A Moving Picture
At the start of Witness, Samuel Lapp, an Amish child on his first journey from his home in Lancaster, Pennsylvania to Philadelphia, sees the murder of a police officer. Incarnated by then eight-year-old Lukas Haas, Samuel observes this event, entirely alien to his experience, with an expression that isn’t fear, at first, but interest. The violence is so new that he can’t be sure it isn’t “normal” in the big city.
Such wonderment lies at the center of Peter Weir’s Witness. Police detective John Book (Harrison Ford) is assigned to the murder case and so, must find out exactly what Samuel saw. Undercover with the Amish, Book too is observing a foreign environment. Bemused at times, he is nonetheless captivated by its simplicity, its decency, and its ability to thrive despite its antiquities.
This blending and occasional clashing of cultures inspired Weir and producer Edward S. Feldman to make the film. On Paramount’s new Special Collector’s Edition DVD, they discuss the concept as they saw it represented by Book’s cop habits and the Amish community, who live without electricity and plumbing, very humbly. Speaking during a 90-minute documentary, “Between Two Worlds: The Making of Witness,” Weir says, “Within the one film, you were having not just two cultures, but two time zones. So, without it being science fiction, you really had the 19th century and the 20th century in the same frame.” The juxtaposition finds its romantic apotheosis when Book falls in love with Samuel’s recently widowed mother, Rachel (Kelly McGillis).
Weir, as Feldman notes in the documentary, relies on his actors’ ability to communicate without words in order to establish moods and shape anticipation. “Don’t use dialogue if you don’t need it. It’s a ‘moving picture,’” Feldman says, quoting Weir. The film highlights John and Rachel’s mutual desire to peer into each other’s worlds in images that are nearly without dialogue. In a pivotal scene, John and Rachel dance to music from John’s car radio in her father’s barn. As the music begins, they stop speaking. Before reaching for her hand, John looks at Rachel. She’s unsure, as is he, but he wants to “free” her for a moment, his desire made visible as they dance to Sam Cooke’s “(What a) Wonderful World” (performed here by Greg Chapman).
Ford says of Weir’s style that there are times when dialogue becomes intrusive, when it “starts to talk about the scene” rather than setting or expressing it. Following the dance, Rachel has seen what John can give her, and John, startled when her father, Eli (Jan Rubes), scolds Rachel, realizes that what is normal for him is abnormal for Rachel.
He and Rachel are engaged in a tug of war throughout the film, as each invites and resists the temptations of the other. John watches through a cracked doorway as Rachel washes herself with a sponge and a tub of water, intently, and Weir’s camera acts as his eye, moving along Rachel’s arms and legs as she bathes. The moment is sexual but not sexy, and it’s revelatory for John in that he finally sees all of Rachel, her body and her culture.
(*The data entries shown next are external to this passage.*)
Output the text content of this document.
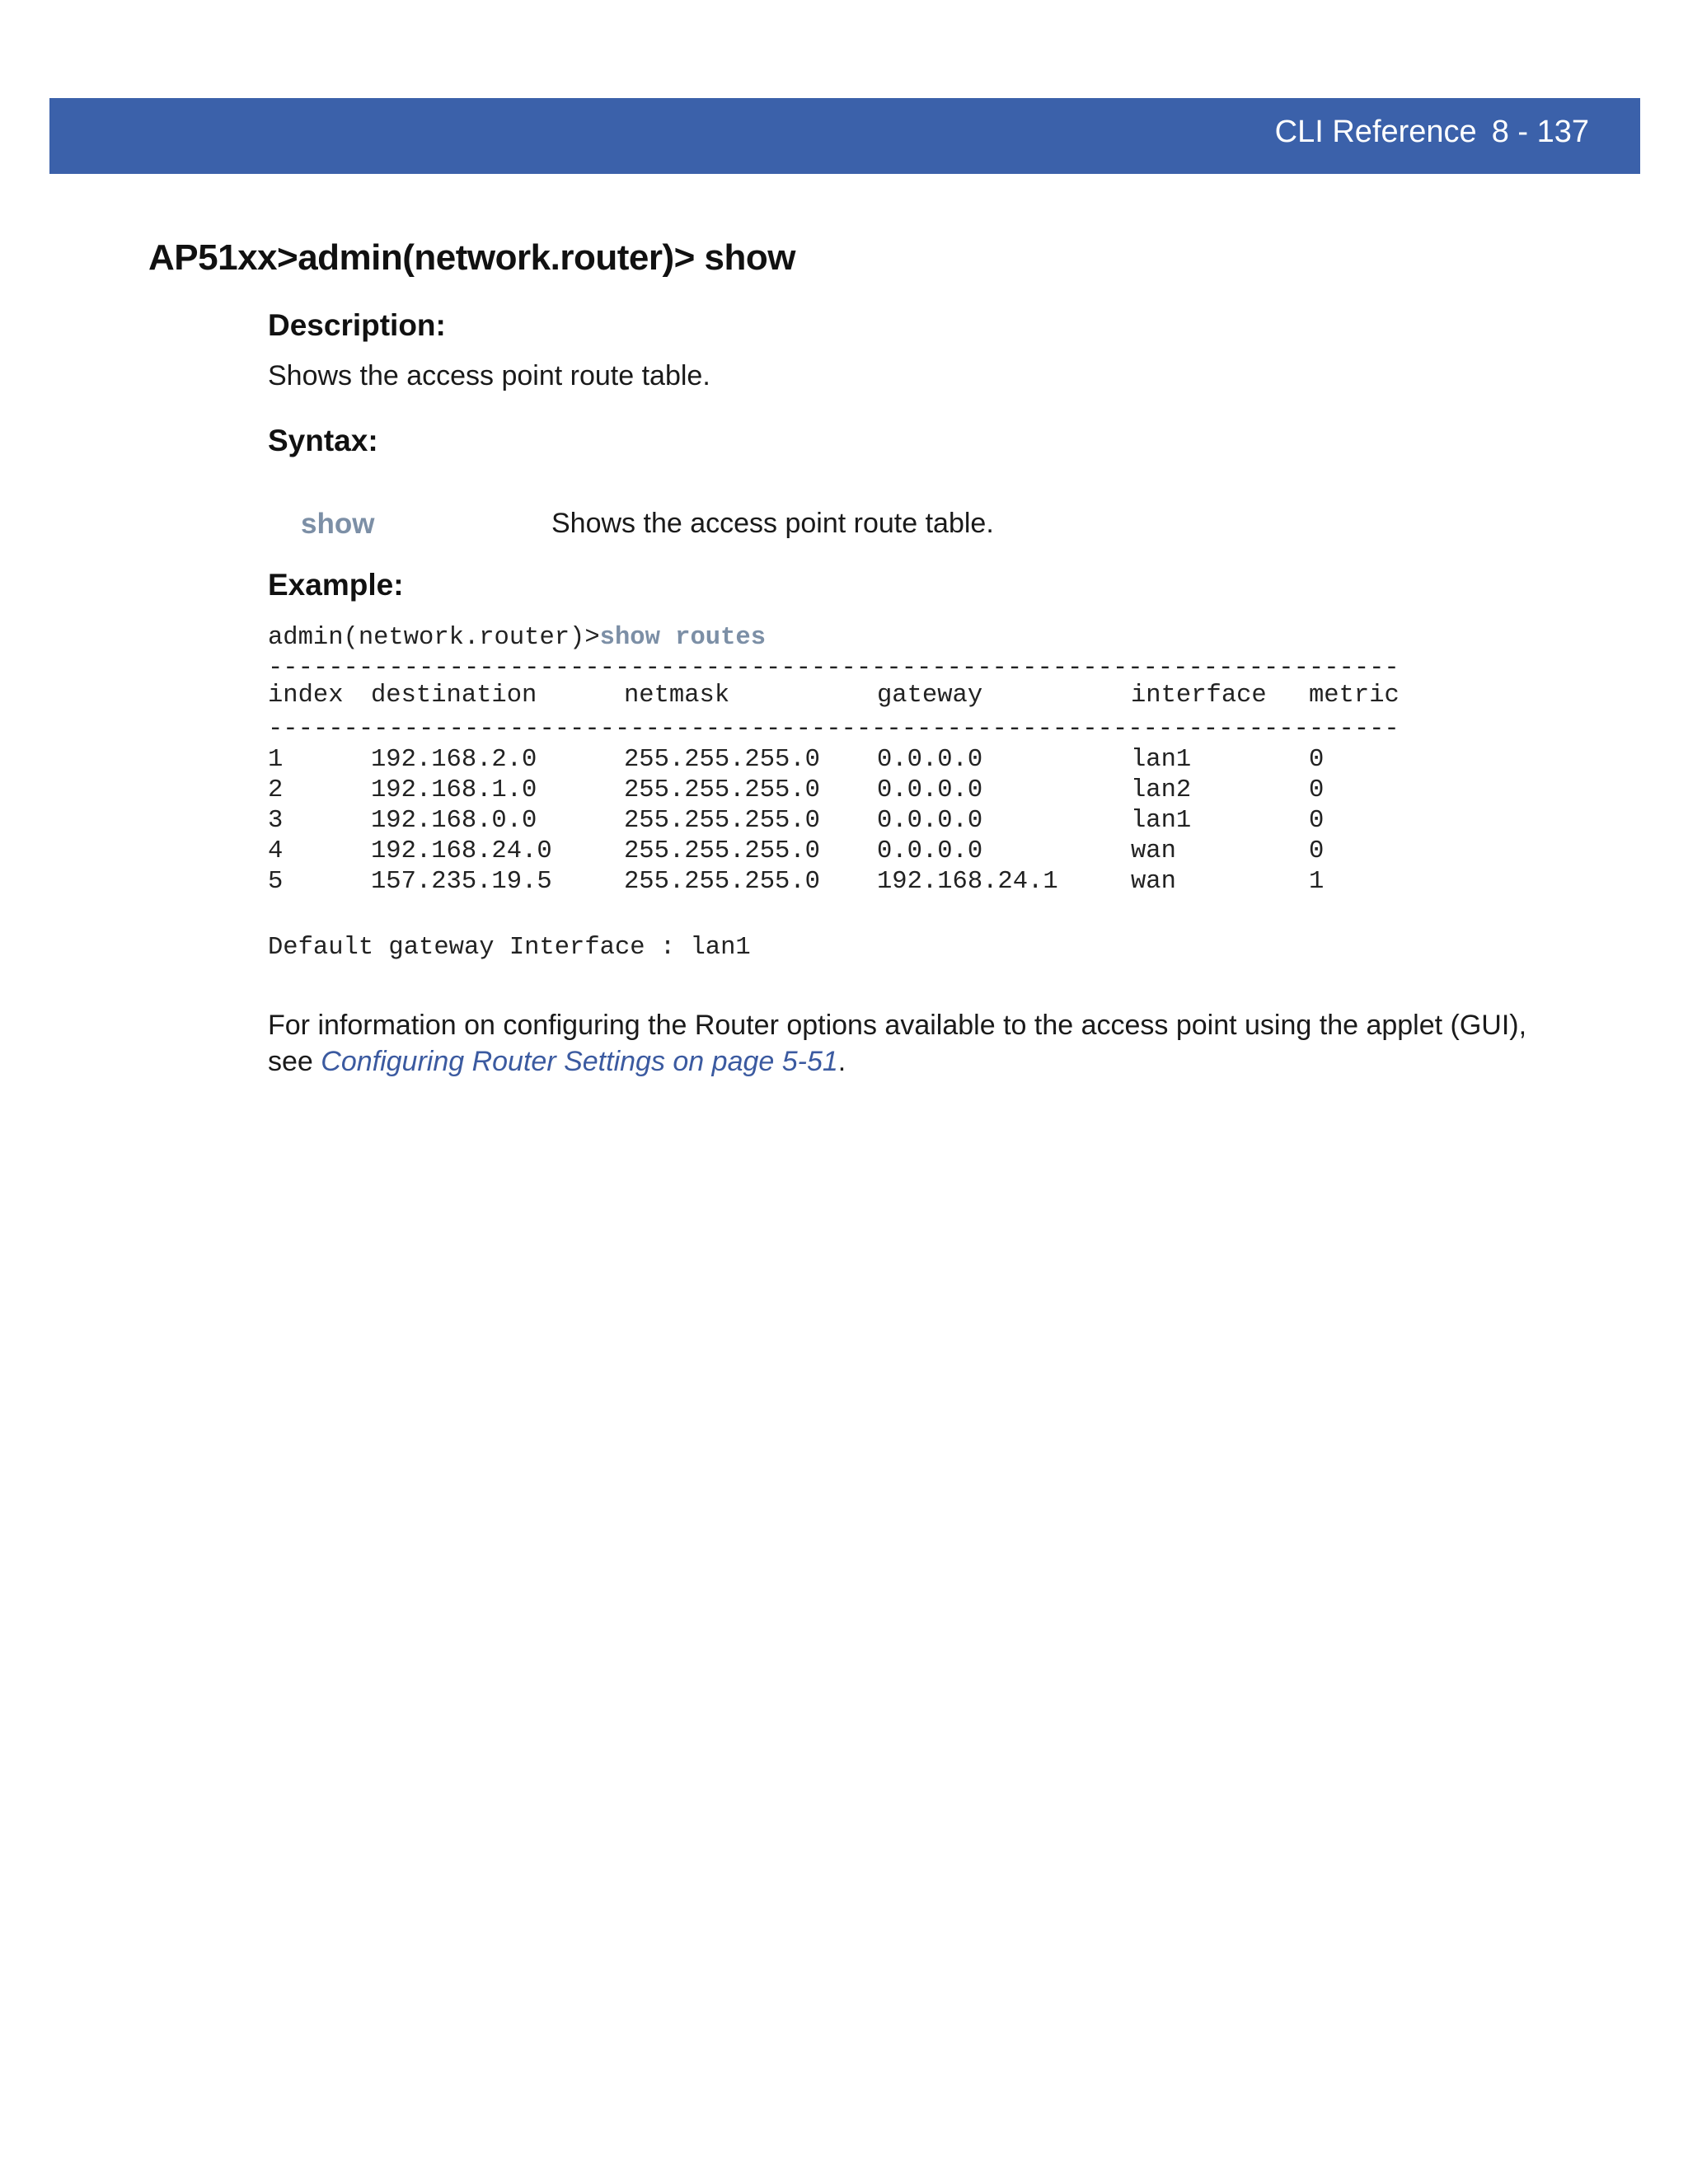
CLI Reference 8 - 137
AP51xx>admin(network.router)> show
Description:
Shows the access point route table.
Syntax:
show	Shows the access point route table.
Example:
admin(network.router)>show routes
---------------------------------------------------------------------------
index	destination	netmask	gateway	interface	metric
---------------------------------------------------------------------------
1	192.168.2.0	255.255.255.0	0.0.0.0	lan1	0
2	192.168.1.0	255.255.255.0	0.0.0.0	lan2	0
3	192.168.0.0	255.255.255.0	0.0.0.0	lan1	0
4	192.168.24.0	255.255.255.0	0.0.0.0	wan	0
5	157.235.19.5	255.255.255.0	192.168.24.1	wan	1
Default gateway Interface : lan1
For information on configuring the Router options available to the access point using the applet (GUI), see Configuring Router Settings on page 5-51.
When Rachel catches him looking, however, she doesn’t hide as her previously reserved nature might have suggested. Instead, she turns her body to him, naked, embarrassing him so that he turns away. This in turn causes her to feel rejected and embarrassed as well. The more they understand—or at least see—about each other, the more lost they become. When John is about to leave Lancaster, again they cannot speak. Her face is almost free of expression, and his is confused and longing. In effect, Weir’s “time zones” almost repel one another. There is no way for the relationship to continue without severe consequences: “If we’d made love last night,” Book says, after that revelatory moment in the bathing room. “I’d have to stay, or you’d have to leave.”
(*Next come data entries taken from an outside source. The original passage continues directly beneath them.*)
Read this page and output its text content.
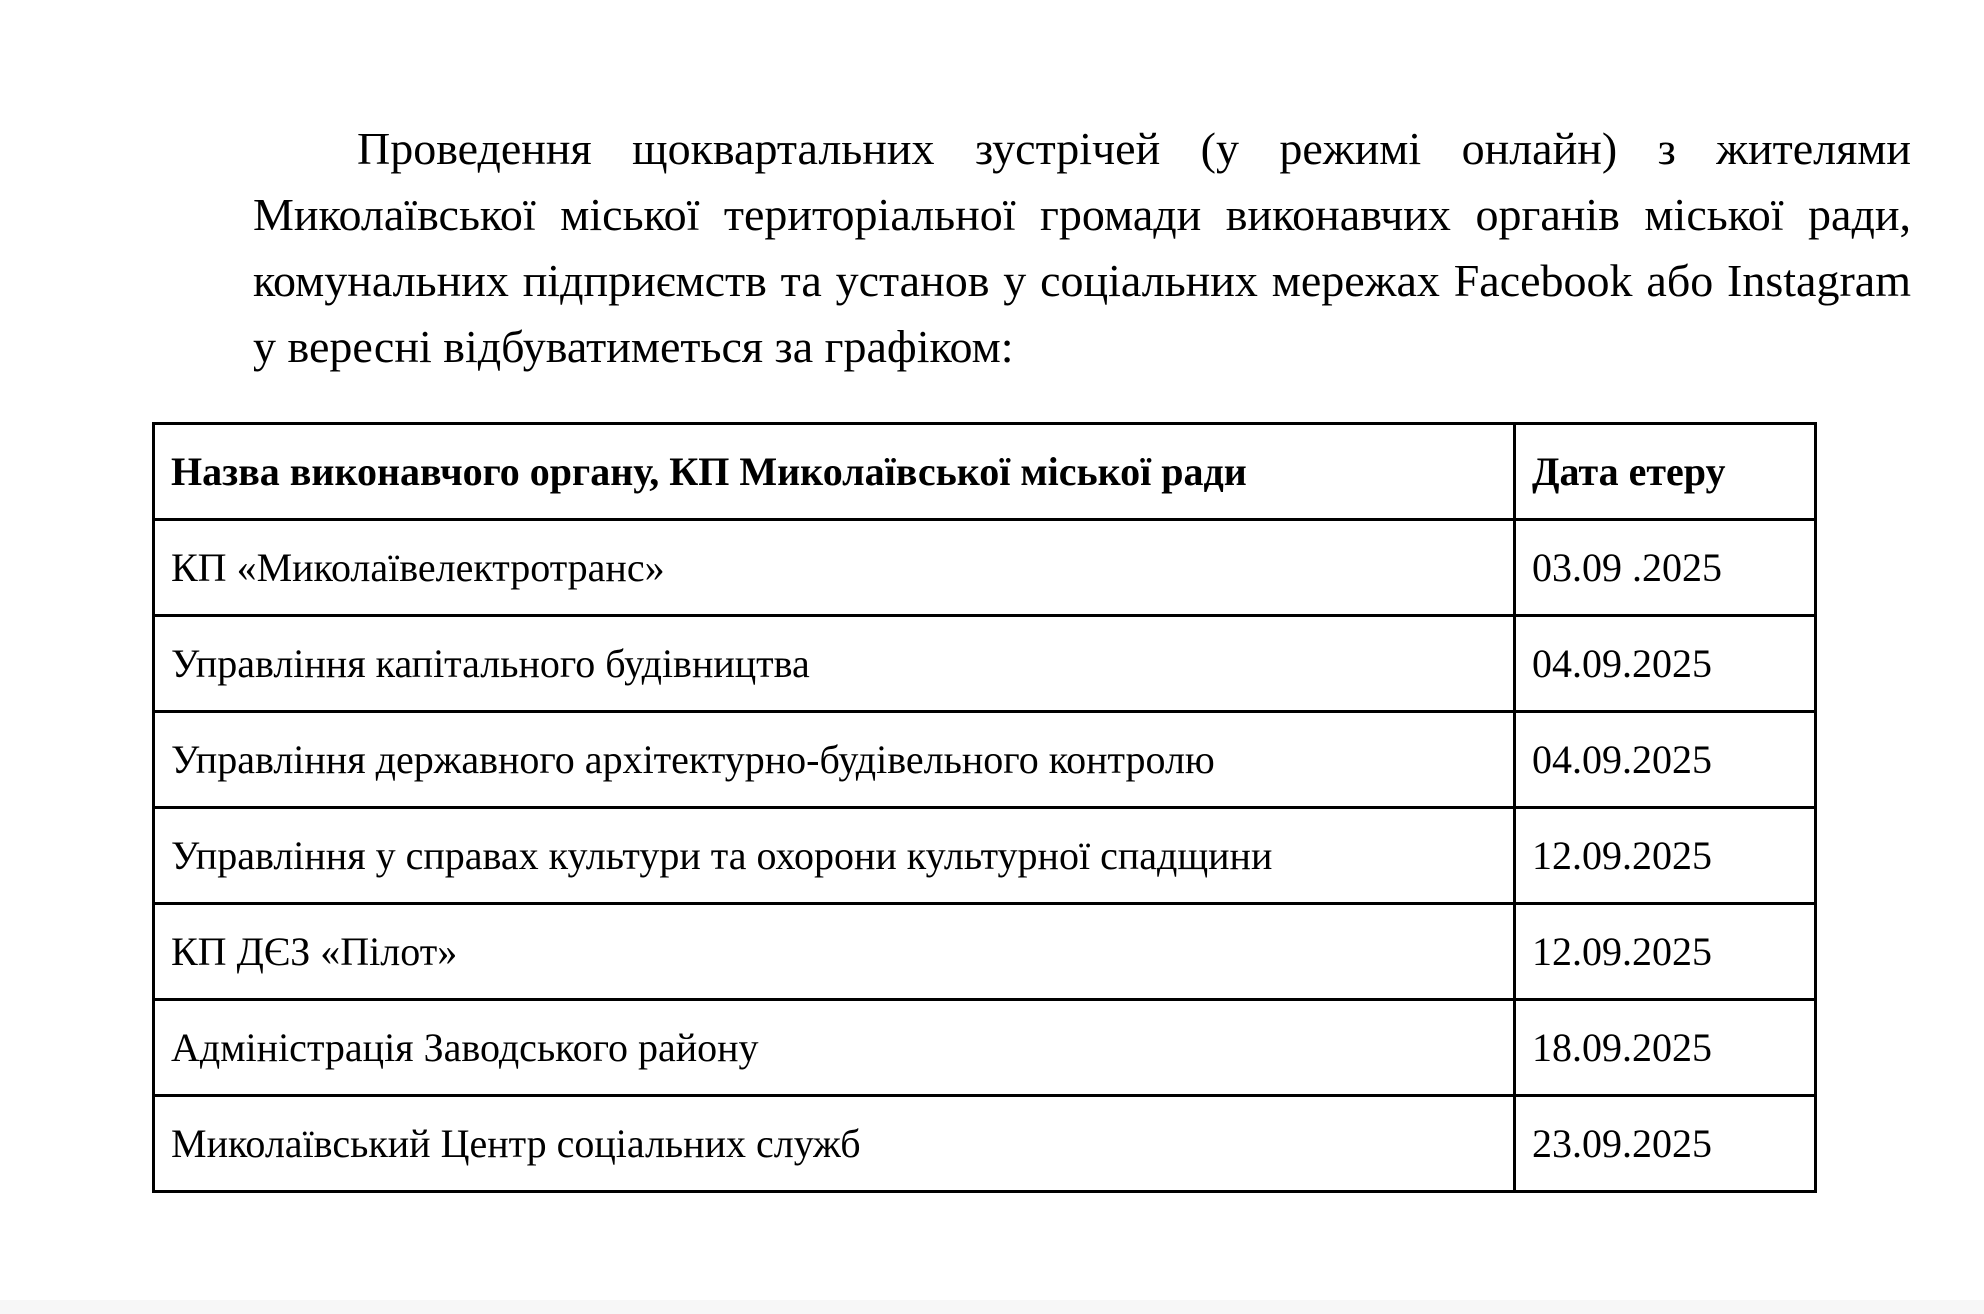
Проведення щоквартальних зустрічей (у режимі онлайн) з жителями Миколаївської міської територіальної громади виконавчих органів міської ради, комунальних підприємств та установ у соціальних мережах Facebook або Instagram у вересні відбуватиметься за графіком:

Назва виконавчого органу, КП Миколаївської міської ради	Дата етеру
КП «Миколаївелектротранс»	03.09 .2025
Управління капітального будівництва	04.09.2025
Управління державного архітектурно-будівельного контролю	04.09.2025
Управління у справах культури та охорони культурної спадщини	12.09.2025
КП ДЄЗ «Пілот»	12.09.2025
Адміністрація Заводського району	18.09.2025
Миколаївський Центр соціальних служб	23.09.2025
This relationship is explored briefly in “Between Two Worlds,” but the documentary focuses mainly on the film’s genesis, its endurance as an audience favorite, and its eventual look, which Weir compares to a Vermeer painting: “The stillness and the feeling of another time that those pictures give you,” he says. “They disturb your view of time in a way. You can feel the clocks ticking somehow more slowly as you look at these paintings.” Witness works exactly this way, assisted by the shifts from bustling Philadelphia and serene Lancaster. It’s a picture that takes its time. The participants in the documentary note how unusual this kind of delicate filmmaking looks 20 years down the track—even Weir says he thought the film would end up “like wine, to be drunk in a season,” almost devoid of lasting appeal. He’s happy to have been wrong.
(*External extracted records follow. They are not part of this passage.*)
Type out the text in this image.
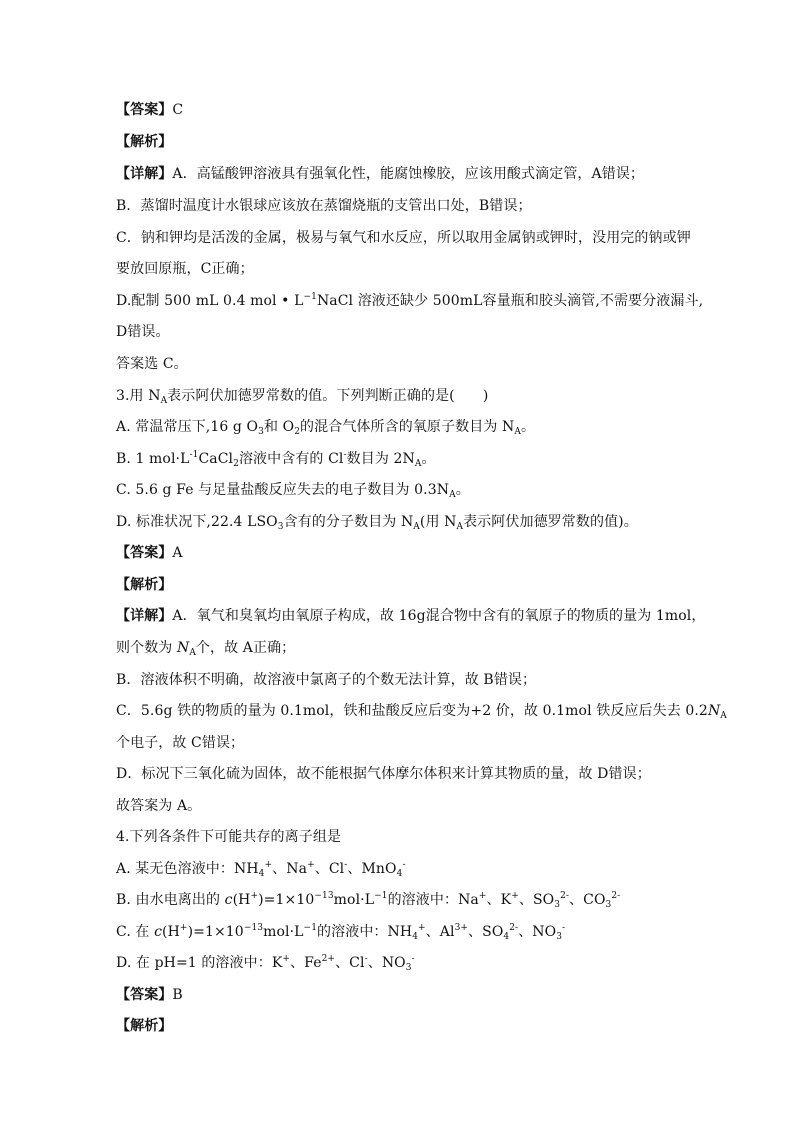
【答案】C
【解析】
【详解】A．高锰酸钾溶液具有强氧化性，能腐蚀橡胶，应该用酸式滴定管，A错误；
B．蒸馏时温度计水银球应该放在蒸馏烧瓶的支管出口处，B错误；
C．钠和钾均是活泼的金属，极易与氧气和水反应，所以取用金属钠或钾时，没用完的钠或钾
要放回原瓶，C正确；
D.配制 500 mL 0.4 mol • $L^{-1}NaCl$ 溶液还缺少 500mL容量瓶和胶头滴管,不需要分液漏斗,
D错误。
答案选 C。
3.用 $N_A$表示阿伏加德罗常数的值。下列判断正确的是(　　)
A. 常温常压下,16 g $O_3$和 $O_2$的混合气体所含的氧原子数目为 $N_A$。
B. 1 $mol\cdot L^{-1}CaCl_2$溶液中含有的 Cl-数目为 $2N_A$。
C. 5.6 g Fe 与足量盐酸反应失去的电子数目为 $0.3N_A$。
D. 标准状况下,22.4 $LSO_3$含有的分子数目为 $N_A$(用 $N_A$表示阿伏加德罗常数的值)。
【答案】A
【解析】
【详解】A．氧气和臭氧均由氧原子构成，故 16g混合物中含有的氧原子的物质的量为 1mol，
则个数为 $N_A$个，故 A正确；
B．溶液体积不明确，故溶液中氯离子的个数无法计算，故 B错误；
C．5.6g 铁的物质的量为 0.1mol，铁和盐酸反应后变为+2 价，故 0.1mol 铁反应后失去 $0.2N_A$
个电子，故 C错误；
D．标况下三氧化硫为固体，故不能根据气体摩尔体积来计算其物质的量，故 D错误；
故答案为 A。
4.下列各条件下可能共存的离子组是
A. 某无色溶液中：$NH_4^+$、Na+、Cl-、MnO$_4$-
B. 由水电离出的 $c(H^+)=1\times 10^{-13}mol\cdot L^{-1}$的溶液中：Na+、K+、$SO_3^{2-}$、$CO_3^{2-}$
C. 在 $c(H^+)=1\times 10^{-13}mol\cdot L^{-1}$的溶液中：$NH_4^+$、$Al^{3+}$、$SO_4^{2-}$、$NO_3^-$
D. 在 pH=1 的溶液中：K+、$Fe^{2+}$、Cl-、$NO_3^-$
【答案】B
【解析】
Ford, Feldman, Hass, and Viggo Mortensen also discuss the film’s significance for their lives and careers. Ford considers it one of the best on his resume, and Mortensen, who debuts here as an Amish farmer, reveals it as a phenomenal education. It’s McGillis, though, who, through tears, sums up the film: “What a blessed gift, and you know, there’s not a day that I don’t think about just how random that was [in reference to her casting]. And when it happened, when that magic happens, it lasts forever.”